Tuntutan Jaksa dalam Kasus Romo Faustin Sega Pr
Oleh Frans Anggal
Theresia Tawa dan Anus Waja, terdakwa kasus pembunuhan berencana terhadap Romo Faustin Sega Pr, dituntut penjara seumur hidup oleh jaksa penuntut umum pada sidang di PN Bajawa, Kamis 4 Maret 2010. Menurut jaksa, kedua terdakwa terbukti sah dan meyakinkan, secara bersama-sama melakukan pembunuhan berencana terhadap korban (Flores Pos Sabtu 6 Maret 2010).
Massa pengunjung sidang perlihatkan dua reaksi berbeda. Mereka bersorak gembira, ketika bagi Theresia Tawa, jaksa bacakan tuntutan: penjara seumur hidup. Sebaliknya, mereka berteriak kecewa, ketika bagi Anus Waja, jaksa bacakan tuntutan yang sama: penjara seumur hidup.
Tidak hanya massa. Keluarga Romo Faustin juga kecewa. JPIC Keuskupan Agung Ende juga. Alasan kekecewaan: Anus Waja itu penyebab utama pembunuhan berencana. Kenapa tuntutan bagi dia sama dengan tuntutan bagi Theresia Tawa?
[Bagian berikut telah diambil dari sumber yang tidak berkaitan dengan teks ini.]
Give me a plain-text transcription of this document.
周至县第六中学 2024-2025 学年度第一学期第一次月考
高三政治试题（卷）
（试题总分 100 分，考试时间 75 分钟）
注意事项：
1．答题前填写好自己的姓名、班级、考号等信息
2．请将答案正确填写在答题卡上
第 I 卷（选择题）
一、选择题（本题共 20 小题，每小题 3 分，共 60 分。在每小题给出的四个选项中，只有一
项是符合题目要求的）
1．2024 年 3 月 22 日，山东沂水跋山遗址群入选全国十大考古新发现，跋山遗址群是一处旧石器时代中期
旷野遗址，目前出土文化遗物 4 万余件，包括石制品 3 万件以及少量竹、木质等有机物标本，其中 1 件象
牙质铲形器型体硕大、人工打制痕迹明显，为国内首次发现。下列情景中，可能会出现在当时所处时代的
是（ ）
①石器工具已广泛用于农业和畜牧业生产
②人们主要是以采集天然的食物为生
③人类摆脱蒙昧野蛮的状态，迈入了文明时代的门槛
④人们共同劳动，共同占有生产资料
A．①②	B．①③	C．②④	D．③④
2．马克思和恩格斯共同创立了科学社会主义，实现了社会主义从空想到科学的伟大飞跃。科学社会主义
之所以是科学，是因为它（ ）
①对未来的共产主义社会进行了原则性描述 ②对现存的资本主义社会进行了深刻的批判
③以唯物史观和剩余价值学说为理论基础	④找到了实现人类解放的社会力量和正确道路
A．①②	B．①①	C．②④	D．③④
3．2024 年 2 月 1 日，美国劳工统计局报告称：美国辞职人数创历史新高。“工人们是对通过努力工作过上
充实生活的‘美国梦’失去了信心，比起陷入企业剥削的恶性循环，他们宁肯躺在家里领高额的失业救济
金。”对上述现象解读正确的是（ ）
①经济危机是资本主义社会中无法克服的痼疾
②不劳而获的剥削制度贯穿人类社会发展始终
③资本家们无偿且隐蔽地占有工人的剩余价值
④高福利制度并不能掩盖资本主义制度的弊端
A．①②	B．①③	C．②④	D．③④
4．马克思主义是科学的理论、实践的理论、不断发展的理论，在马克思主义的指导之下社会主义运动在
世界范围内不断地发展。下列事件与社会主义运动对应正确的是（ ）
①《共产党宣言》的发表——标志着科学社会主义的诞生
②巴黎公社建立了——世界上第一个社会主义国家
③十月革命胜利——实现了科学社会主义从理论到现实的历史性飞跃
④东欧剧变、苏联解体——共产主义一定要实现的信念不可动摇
Kurang lebih demikian alasannya.
Alasan ini menyiratkan keinginan agar tuntutan bagi Anus Waja lebih berat. Kalau Theresia Tawa dituntut penjara seumur hidup, apa yang lebih berat daripada itu yang layak bagi Anus Waja? Tampaknya, tidak ada yang lain selain satu ini: hukuman mati. Itukah yang kita inginkan? Mata ganti mata, gigi ganti gigi? Menghapus darah dengan darah?
Beberapa tahun lalu, kita, di Flores ini, berteriak lantang menolak eksekusi mati Tibo cs. Segala alasan penolakan kita kemukakan. Dari alasan hukum dan keadilan hingga alasan agama dan religius. Kita kutip pasal dan ayat konstitusi UUD 1945 dan UU HAM. Kita beberkan argumentasi filosofis dan teologis.
Kenapa yang kita perlihatkan dalam kasus Tibo tidak lagi kita tunjukkan dalam kasus Romo Faustin? Mungkin, kita telah gagal “melawan lupa”, istilah sastrawan Chekoslowakia, Milan Kundera. “Perjuangan manusia melawan kekuasaan adalah perjuangan ingat melawan lupa,” katanya. Kekuasaan di sini, dalam kasus kita, kekuasaan kita sendiri. Tuannya, diri kita sendiri. Maka, demi kepentingan diri sendiri, mungkin kita tidak sedang gagal “melawan lupa”. Sebaliknya, kita sedang membangun “proyek lupa”.
Barangkali, “proyek lupa” dalam kasus kita ini kita gunakan bukan sebagai sikap hidup, tapi sekadar taktik mengegolkan keinginan. Olehnya, yang kita perlihatkan dalam kasus Tibo tidak atau belum kita perlihatkan dalam kasus Romo Faustin. Dengan dalih, tahap perkaranya berbeda. Dalam kasus Tibo, yang kita hadapi adalah pelaksanaan putusan (eksekusi) mati. Sedangkan dalam kasus Romo Faustin, baru berupa tuntutan jaksa. Kita inginkan jaksa menuntut hukuman mati, dengan perhitungan (taktik): vonisnya nanti kurang dari itu tapi maksimal, katakanlah penjara seumur hidup. Kita kecewa ketika taktik itu gagal.
Kalau benar keinginan kita akan tuntutan hukuman mati sekadar taktik, apa sesungguhnya yang sedang kita lakukan? Kita sedang menjerumuskan diri ke dalam oportunisme moral. Kita tidak jujur. Tidak murni dan tidak konsekuen memperjuangkan dan memenangkan nilai kehidupan. Kalau benar kita menolak hukumam mati, kita harus berani bersaksi dalam kasus apa pun, menyangkut siapa pun, di mana pun, dan kapan pun. Aspek “kapan pun” mencakup pula semua tahap perkara. Maka: bersaksilah dari awal, bukan tunggu eksekusi mati.
Kita tidak tahu, mungkin JPU tahu itu. Mungkin ia tahu, kita, di Flores ini, pernah berteriak lantang menolak eksekusi mati Tibo. Maka, dalam kasus Romo Faustin, ia pun tidak menuntut hukuman mati bagi Anus Waja. Mungkin ia ingin menghargai nilai yang kita anut dan perjuangan yang pernah kita lancarkan, meskipun itu bukan tugasnya. Kalau begitu, kenapa kita kecewa?